Dr. Schackman has an ongoing collaboration with the Cost-Effectiveness of Preventing AIDS Complications (CEPAC) modeling group based at Massachusetts General Hospital in Boston. Working with this group, he has co-authored studies of the lifetime cost of HIV care in the United States (press release; abstract), the cost-effectiveness of expanded HIV screening, and the potential risks and benefits of HIV treatment simplification. Current projects include evaluating the link between HIV prevention and treatment, and the pharmacogenomics of HIV therapy.

With funding from the National Institute on Drug Abuse (NIDA), Dr. Schackman is leading an economic substudy of a randomized clinical trial of on-site rapid HIV testing in drug treatment programs. He will also use simulation modeling to evaluate the cost and cost-effectiveness of providing on-site rapid hepatitis C testing in drug treatment programs, in combination with rapid HIV testing and on its own. In a previous study funded by NIDA, he compared patient and provider assessments of quality-of-life associated with chronic hepatitis C and its treatment. With colleagues, including Ann B. Beeder, M.D., Associate Professor of Public Health and Psychiatry, he also evaluated the outcomes of hepatitis C treatment offers to these patients. He has also evaluated the feasibility of using utility assessment techniques with hepatitis C-infected methadone clinic patients to conduct quality-of-life assessments.

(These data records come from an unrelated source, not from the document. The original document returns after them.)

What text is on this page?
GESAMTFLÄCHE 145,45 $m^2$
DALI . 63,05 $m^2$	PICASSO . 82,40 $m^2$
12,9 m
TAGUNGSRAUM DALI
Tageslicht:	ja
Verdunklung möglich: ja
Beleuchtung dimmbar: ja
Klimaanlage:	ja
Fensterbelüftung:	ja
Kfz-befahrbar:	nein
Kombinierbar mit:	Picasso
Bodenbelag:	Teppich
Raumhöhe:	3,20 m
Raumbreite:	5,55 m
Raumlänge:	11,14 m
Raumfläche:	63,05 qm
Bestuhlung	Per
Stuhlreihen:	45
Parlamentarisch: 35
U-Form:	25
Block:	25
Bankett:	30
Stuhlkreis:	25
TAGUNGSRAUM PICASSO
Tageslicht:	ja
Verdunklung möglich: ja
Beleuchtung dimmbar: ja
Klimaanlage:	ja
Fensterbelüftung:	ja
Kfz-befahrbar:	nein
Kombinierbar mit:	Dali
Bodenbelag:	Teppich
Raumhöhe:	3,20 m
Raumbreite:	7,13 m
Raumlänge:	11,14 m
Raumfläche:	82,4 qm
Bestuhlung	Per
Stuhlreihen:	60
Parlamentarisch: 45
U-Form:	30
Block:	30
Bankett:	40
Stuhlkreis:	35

Dr. Schackman conducted an evaluation of racial differences in adherence to HIV medications in a randomized trial conducted by the AIDS Clinical Trials Group of the National Institutes of Health. He also described self-reported patterns of condom use among HIV+ patients, as part of an evaluation of using computer-assisted audio self-interviews in HIV clinical care, and determined the cost of adherence support interventions. The latter two studies were funded by the Health Services and Resources Administration.

A major study conducted in Haiti with the Groupe Haitien d'Etude du Sarcome de Kaposi et des Infections Opportunistes (GHESKIO) evaluated a new rapid syphilis testing of pregnant women. Dr. Schackman and his co-researchers, including Jean W. Pape, M.D., founder and director of GHESKIO and Professor of Medicine, and Daniel W. Fitzgerald, M.D., Assistant Professor of Medicine, found that a new rapid test, when integrated into prenatal care and HIV testing, is more effective than other methods in preventing congenital syphilis cases and stillbirths, and it is also cost-effective (press release; abstract).